More thoughts on Black Hawk 221.

Hi everyone,

The August issue of the magazine is back from the printer, so hopefully you'll be seeing it soon. Since it's been a little quiet on the blog front recently, I'm posting my editorial from that issue with some more thoughts on the Black Hawk 221 crash... This is already a topic on our forums, so please weigh in if you have something to add!

Safe flying,

Elan

Two years ago I had the privilege of doing some mountain flying training at the Canadian Helicopters School for Advanced Flight Training in Penticton, British Columbia. The school is highly respected around the world, and many international militaries send their pilots there for training. At the time of my visit, four US Army instructor pilots were wrapping up Canadian Helicopters’ full three-week mountain flying course.

This is a humbling program, and most pilots will learn a great deal from it, whatever their level of experience. More than anything, the training involves reading and paying attention to wind: in the mountains, wind will make you or break you.

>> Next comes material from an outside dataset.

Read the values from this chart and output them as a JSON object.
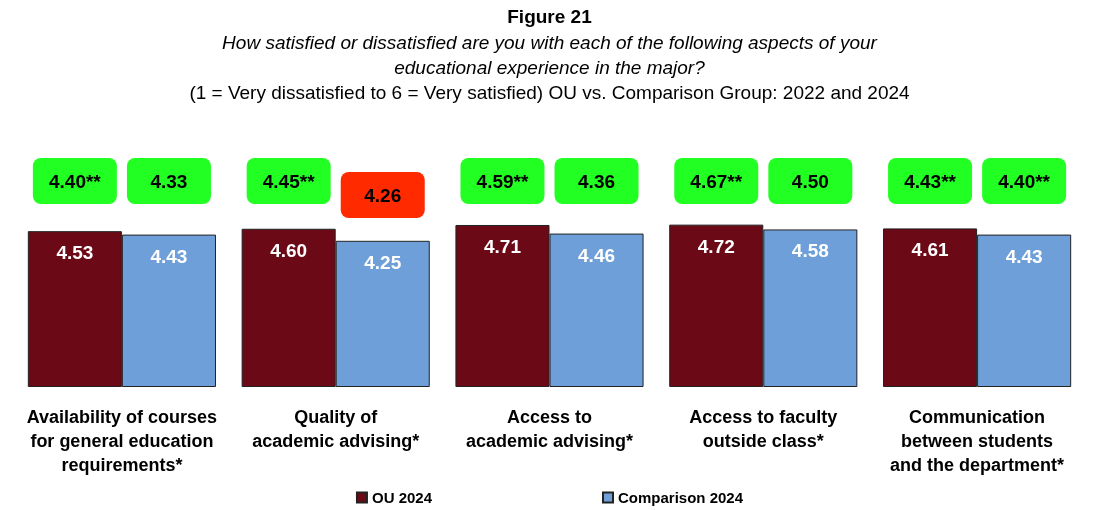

On the last day of the course, one of the US Army students, an experienced Apache pilot, observed: “What I’ve realised is that in the Army, our solution is to add more power. Yeah, we could land into the wind – or we could put a bigger engine in our helicopter. We put in the bigger engine.”

Those words came back to me as I was reading the Black Hawk 221 Board of Inquiry Report, on the investigation into the 29 November 2006 crash of an Australian Army Black Hawk near Fiji. The accident occurred during practice of a special operations assault approach: an aggressive, flaring approach designed to deliver forces into hostile territory as quickly as possible. In this particular accident, a tail wind at termination was one of several factors that contributed directly to the crash. Indirect factors, according to the report, were a “trust in pilot ability and an overconfidence in the Black Hawk’s performance” in tail wind conditions.